We asked Patsy the inevitable question: How did Salemtown get its name? She wasn’t sure, but she did contribute mightily to our quest: “Salemtown had its name before the Salem AME church was created and built”. Another naming myth debunked!

I’m leaning strongly to the theory espoused by the lone wolf of Salemtown in S-townMike’s seminal post last week in his Enclave blog.

Smoke em’ if you got em’…

2 Comments

  • This post has been removed by the author.

  • As a mutual friend would say, “I don’t know sh_t about sh_t!” but let me throw out an idea about your Salemtown’s heritage.
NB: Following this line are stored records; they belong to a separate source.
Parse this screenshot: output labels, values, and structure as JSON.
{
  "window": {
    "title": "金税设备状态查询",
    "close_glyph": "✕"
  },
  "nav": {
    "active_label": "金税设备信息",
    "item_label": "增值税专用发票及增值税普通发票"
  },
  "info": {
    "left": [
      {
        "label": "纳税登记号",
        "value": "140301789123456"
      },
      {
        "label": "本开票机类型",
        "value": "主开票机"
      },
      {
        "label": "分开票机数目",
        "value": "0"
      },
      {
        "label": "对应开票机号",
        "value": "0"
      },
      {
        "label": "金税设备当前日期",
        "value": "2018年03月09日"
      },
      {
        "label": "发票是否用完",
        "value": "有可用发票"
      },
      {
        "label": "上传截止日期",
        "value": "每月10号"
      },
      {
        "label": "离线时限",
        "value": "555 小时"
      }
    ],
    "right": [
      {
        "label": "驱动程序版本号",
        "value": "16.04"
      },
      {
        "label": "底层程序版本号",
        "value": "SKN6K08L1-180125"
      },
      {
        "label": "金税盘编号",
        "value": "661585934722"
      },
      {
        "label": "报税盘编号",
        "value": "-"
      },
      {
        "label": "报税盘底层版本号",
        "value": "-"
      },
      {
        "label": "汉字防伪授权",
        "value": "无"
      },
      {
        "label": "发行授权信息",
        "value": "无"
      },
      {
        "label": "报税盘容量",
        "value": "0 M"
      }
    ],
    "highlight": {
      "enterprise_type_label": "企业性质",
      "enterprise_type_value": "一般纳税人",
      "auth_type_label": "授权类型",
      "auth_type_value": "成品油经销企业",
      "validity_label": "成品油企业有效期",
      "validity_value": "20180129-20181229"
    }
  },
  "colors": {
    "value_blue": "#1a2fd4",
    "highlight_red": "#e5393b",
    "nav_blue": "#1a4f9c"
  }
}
    The now named American Tobacco Company, makers of snuff and stuff in plant(s) in the area of North Nashville ajoining Salemtown was originally part of the original American Tobacco Company started by James Buchanan “Buck” Duke. Buck Duke was an original robber baron, but was best know in the tobacco industry for introducing ready rolled cigarettes from his factories around Durham, Winston-Salam, and other towns in North Carolina. When he started those factories, the people in the world who knew all there was to know about cigarette machines were Greek. Thousands of Greeks had immigrated to the Norheast and were lured to North Carolina by the American Tobacco Company. Even today, there is a relatively large Greek population in mid North Carolina many of which work for big tobacco.

    That all being said. Working in a tobacco factory requires more skilled tradesmen than is intuitively obvious. One wonders if Mike, in his seminal post, had the tobacco right but the reason wrong. What if Buck Duke, or others, started snuff factories in Nashville and sent a relatively large group skilled workers from North Carolina who were from the Winston-Salem area who settled in the enclave in North Nashville within walking distance of the snuff factories? What if they called their new neighborhood ‘Salemtown’ in honor of their North Carolina roots?